This dispatch from the mean streets of Phoenix:
One of our clients hired a woman and, complying with Legal Arizona Workers law and the E-Verify rules, ran her through the database within three days of hire.
She had recently gotten married and used her married name in the application. But she hadn’t changed her information with the Social Security Administration. Not surprisingly, E-Verify returned a tentative non-confirmation. Our system provided the forms needed and she headed over to the local SSA office.
They changed her information in the system. Told her they’d send her a new SSN. And told her it was OK in 24 hours to resubmit her case.
The business did. And she came up with another tentative non-confirmation. A call to the SSA. “No, you’re in the system. Give it a day or so.”
Two days later, another submission attempt. Another tentative non-confirmation. Federal rules state that she can’t be fired during the allowed 10-day resolution period. But now those 10 days are up, and despite SSA assurances, she’s termed out. If the company keeps her on, they’ve essentially committed the same sin in the State of Arizona’s eyes as if they knowingly hired an illegal employee and kept them on despite the non-resolution of a tentative non-confirmation.

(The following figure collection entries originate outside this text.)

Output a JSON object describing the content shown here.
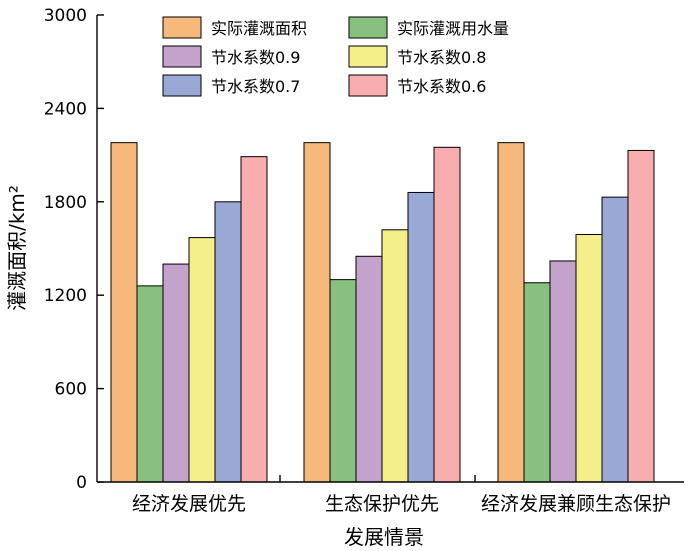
{
  "chart_data": {
    "type": "bar",
    "title": "",
    "xlabel": "发展情景",
    "ylabel": "灌溉面积/km²",
    "ylim": [
      0,
      3000
    ],
    "yticks": [
      0,
      600,
      1200,
      1800,
      2400,
      3000
    ],
    "categories": [
      "经济发展优先",
      "生态保护优先",
      "经济发展兼顾生态保护"
    ],
    "series": [
      {
        "name": "实际灌溉面积",
        "color": "#f6b97b",
        "values": [
          2180,
          2180,
          2180
        ]
      },
      {
        "name": "实际灌溉用水量",
        "color": "#88c17f",
        "values": [
          1260,
          1300,
          1280
        ]
      },
      {
        "name": "节水系数0.9",
        "color": "#c3a2cb",
        "values": [
          1400,
          1450,
          1420
        ]
      },
      {
        "name": "节水系数0.8",
        "color": "#f5ef8a",
        "values": [
          1570,
          1620,
          1590
        ]
      },
      {
        "name": "节水系数0.7",
        "color": "#9aa8d6",
        "values": [
          1800,
          1860,
          1830
        ]
      },
      {
        "name": "节水系数0.6",
        "color": "#f8aeae",
        "values": [
          2090,
          2150,
          2130
        ]
      }
    ],
    "legend": "top-left",
    "grid": false
  }
}
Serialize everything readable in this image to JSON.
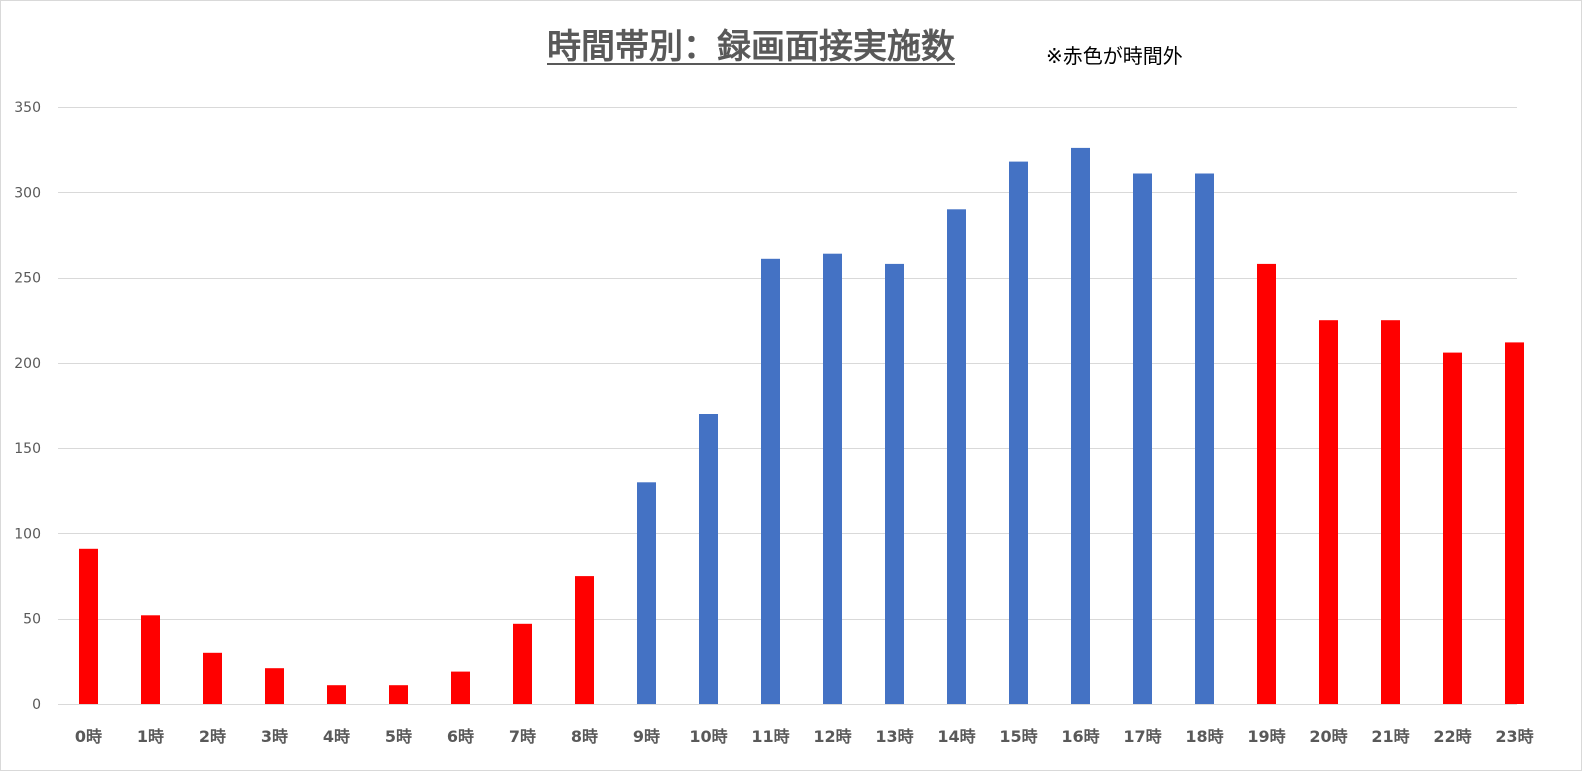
{
  "chart_data": {
    "type": "bar",
    "title": "時間帯別：録画面接実施数",
    "note": "※赤色が時間外",
    "xlabel": "",
    "ylabel": "",
    "ylim": [
      0,
      350
    ],
    "yticks": [
      0,
      50,
      100,
      150,
      200,
      250,
      300,
      350
    ],
    "grid": true,
    "legend": "none",
    "categories": [
      "0時",
      "1時",
      "2時",
      "3時",
      "4時",
      "5時",
      "6時",
      "7時",
      "8時",
      "9時",
      "10時",
      "11時",
      "12時",
      "13時",
      "14時",
      "15時",
      "16時",
      "17時",
      "18時",
      "19時",
      "20時",
      "21時",
      "22時",
      "23時"
    ],
    "values": [
      91,
      52,
      30,
      21,
      11,
      11,
      19,
      47,
      75,
      130,
      170,
      261,
      264,
      258,
      290,
      318,
      326,
      311,
      311,
      258,
      225,
      225,
      206,
      212
    ],
    "out_of_hours": [
      true,
      true,
      true,
      true,
      true,
      true,
      true,
      true,
      true,
      false,
      false,
      false,
      false,
      false,
      false,
      false,
      false,
      false,
      false,
      true,
      true,
      true,
      true,
      true
    ],
    "colors": {
      "out_of_hours": "#ff0000",
      "business_hours": "#4472c4",
      "gridline": "#d9d9d9",
      "tick_text": "#595959"
    }
  }
}
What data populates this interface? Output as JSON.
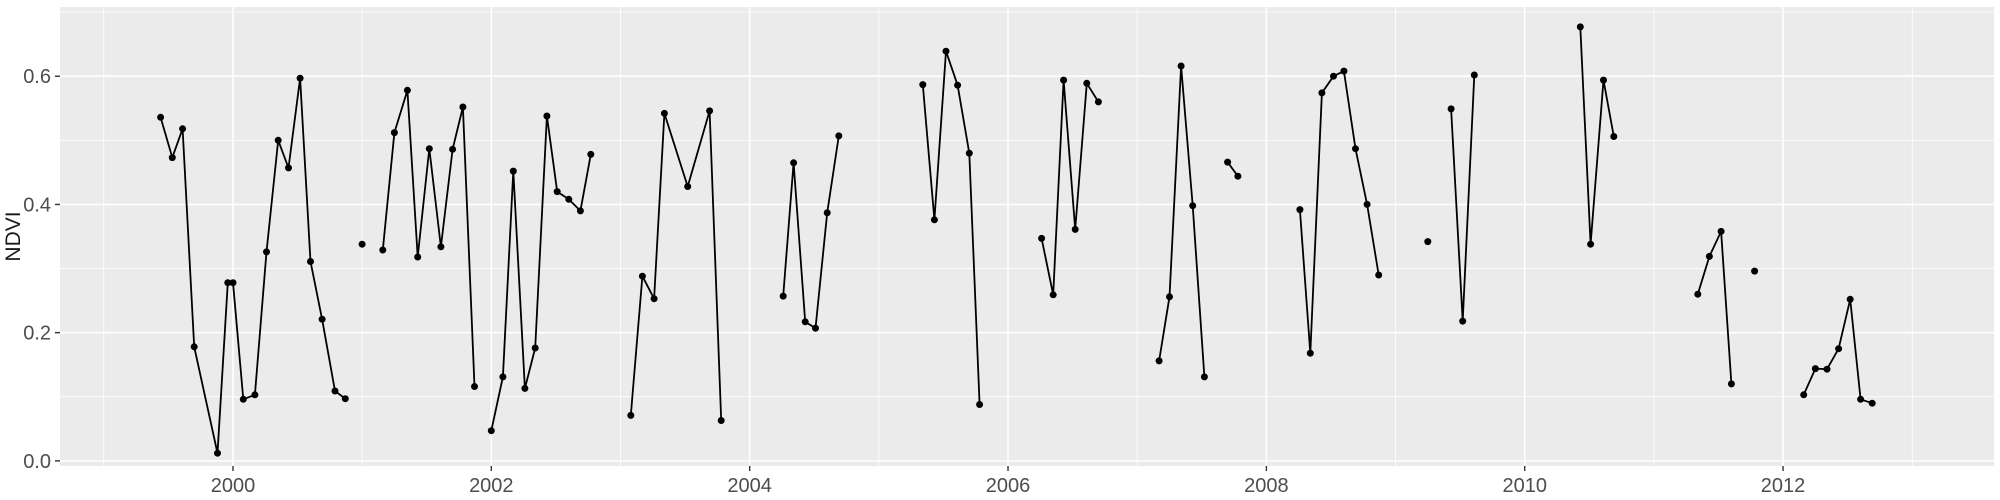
{
  "chart_data": {
    "type": "line",
    "title": "",
    "xlabel": "",
    "ylabel": "NDVI",
    "legend": "none",
    "grid": "ggplot-gray-panel-white-gridlines",
    "panel_color": "#EBEBEB",
    "gridline_color": "#FFFFFF",
    "point_color": "#000000",
    "line_color": "#000000",
    "tick_label_color": "#4D4D4D",
    "axis_title_color": "#1A1A1A",
    "tick_mark_color": "#333333",
    "xlim": [
      1998.661,
      2013.633
    ],
    "ylim": [
      -0.008,
      0.708
    ],
    "x_ticks": [
      2000,
      2002,
      2004,
      2006,
      2008,
      2010,
      2012
    ],
    "x_tick_labels": [
      "2000",
      "2002",
      "2004",
      "2006",
      "2008",
      "2010",
      "2012"
    ],
    "x_minor": [
      1999,
      2001,
      2003,
      2005,
      2007,
      2009,
      2011,
      2013
    ],
    "y_ticks": [
      0.0,
      0.2,
      0.4,
      0.6
    ],
    "y_tick_labels": [
      "0.0",
      "0.2",
      "0.4",
      "0.6"
    ],
    "y_minor": [
      0.1,
      0.3,
      0.5,
      0.7
    ],
    "series": [
      {
        "name": "NDVI",
        "segments": [
          [
            [
              1999.44,
              0.536
            ],
            [
              1999.53,
              0.473
            ],
            [
              1999.61,
              0.518
            ],
            [
              1999.7,
              0.178
            ],
            [
              1999.88,
              0.012
            ],
            [
              1999.96,
              0.278
            ],
            [
              2000.0,
              0.278
            ],
            [
              2000.08,
              0.096
            ],
            [
              2000.17,
              0.103
            ],
            [
              2000.26,
              0.326
            ],
            [
              2000.35,
              0.5
            ],
            [
              2000.43,
              0.457
            ],
            [
              2000.52,
              0.597
            ],
            [
              2000.6,
              0.311
            ],
            [
              2000.69,
              0.221
            ],
            [
              2000.79,
              0.109
            ],
            [
              2000.87,
              0.097
            ]
          ],
          [
            [
              2001.0,
              0.338
            ]
          ],
          [
            [
              2001.16,
              0.329
            ],
            [
              2001.25,
              0.512
            ],
            [
              2001.35,
              0.578
            ],
            [
              2001.43,
              0.318
            ],
            [
              2001.52,
              0.487
            ],
            [
              2001.61,
              0.334
            ],
            [
              2001.7,
              0.486
            ],
            [
              2001.78,
              0.552
            ],
            [
              2001.87,
              0.116
            ]
          ],
          [
            [
              2002.0,
              0.047
            ],
            [
              2002.09,
              0.131
            ],
            [
              2002.17,
              0.452
            ],
            [
              2002.26,
              0.113
            ],
            [
              2002.34,
              0.176
            ],
            [
              2002.43,
              0.538
            ],
            [
              2002.51,
              0.42
            ],
            [
              2002.6,
              0.408
            ],
            [
              2002.69,
              0.39
            ],
            [
              2002.77,
              0.478
            ]
          ],
          [
            [
              2003.08,
              0.071
            ],
            [
              2003.17,
              0.288
            ],
            [
              2003.26,
              0.253
            ],
            [
              2003.34,
              0.542
            ],
            [
              2003.52,
              0.428
            ],
            [
              2003.69,
              0.546
            ],
            [
              2003.78,
              0.063
            ]
          ],
          [
            [
              2004.26,
              0.257
            ],
            [
              2004.34,
              0.465
            ],
            [
              2004.43,
              0.217
            ],
            [
              2004.51,
              0.207
            ],
            [
              2004.6,
              0.387
            ],
            [
              2004.69,
              0.507
            ]
          ],
          [
            [
              2005.34,
              0.587
            ],
            [
              2005.43,
              0.376
            ],
            [
              2005.52,
              0.639
            ],
            [
              2005.61,
              0.586
            ],
            [
              2005.7,
              0.48
            ],
            [
              2005.78,
              0.088
            ]
          ],
          [
            [
              2006.26,
              0.347
            ],
            [
              2006.35,
              0.259
            ],
            [
              2006.43,
              0.594
            ],
            [
              2006.52,
              0.361
            ],
            [
              2006.61,
              0.589
            ],
            [
              2006.7,
              0.56
            ]
          ],
          [
            [
              2007.17,
              0.156
            ],
            [
              2007.25,
              0.256
            ],
            [
              2007.34,
              0.616
            ],
            [
              2007.43,
              0.398
            ],
            [
              2007.52,
              0.131
            ]
          ],
          [
            [
              2007.7,
              0.466
            ],
            [
              2007.78,
              0.444
            ]
          ],
          [
            [
              2008.26,
              0.392
            ],
            [
              2008.34,
              0.168
            ],
            [
              2008.43,
              0.574
            ],
            [
              2008.52,
              0.6
            ],
            [
              2008.6,
              0.608
            ],
            [
              2008.69,
              0.487
            ],
            [
              2008.78,
              0.4
            ],
            [
              2008.87,
              0.29
            ]
          ],
          [
            [
              2009.25,
              0.342
            ]
          ],
          [
            [
              2009.43,
              0.549
            ],
            [
              2009.52,
              0.218
            ],
            [
              2009.61,
              0.602
            ]
          ],
          [
            [
              2010.43,
              0.677
            ],
            [
              2010.51,
              0.338
            ],
            [
              2010.61,
              0.594
            ],
            [
              2010.69,
              0.506
            ]
          ],
          [
            [
              2011.34,
              0.26
            ],
            [
              2011.43,
              0.319
            ],
            [
              2011.52,
              0.358
            ],
            [
              2011.6,
              0.12
            ]
          ],
          [
            [
              2011.78,
              0.296
            ]
          ],
          [
            [
              2012.16,
              0.103
            ],
            [
              2012.25,
              0.144
            ],
            [
              2012.34,
              0.143
            ],
            [
              2012.43,
              0.175
            ],
            [
              2012.52,
              0.252
            ],
            [
              2012.6,
              0.096
            ],
            [
              2012.69,
              0.09
            ]
          ]
        ]
      }
    ]
  }
}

This is what happens when the state law — a non-positive in E-Verify equals a presumptive illegal worker or a hell of a lot of paperwork explaining why the worker’s legal — crashes into both federal rules and bureaucracy.
The final resolution: We called the E-Verify folks and found that the system hadn’t released the initial report. So we killed out the report, the company re-ran the employee, she came back “SSA employment authorized” and she’s working again.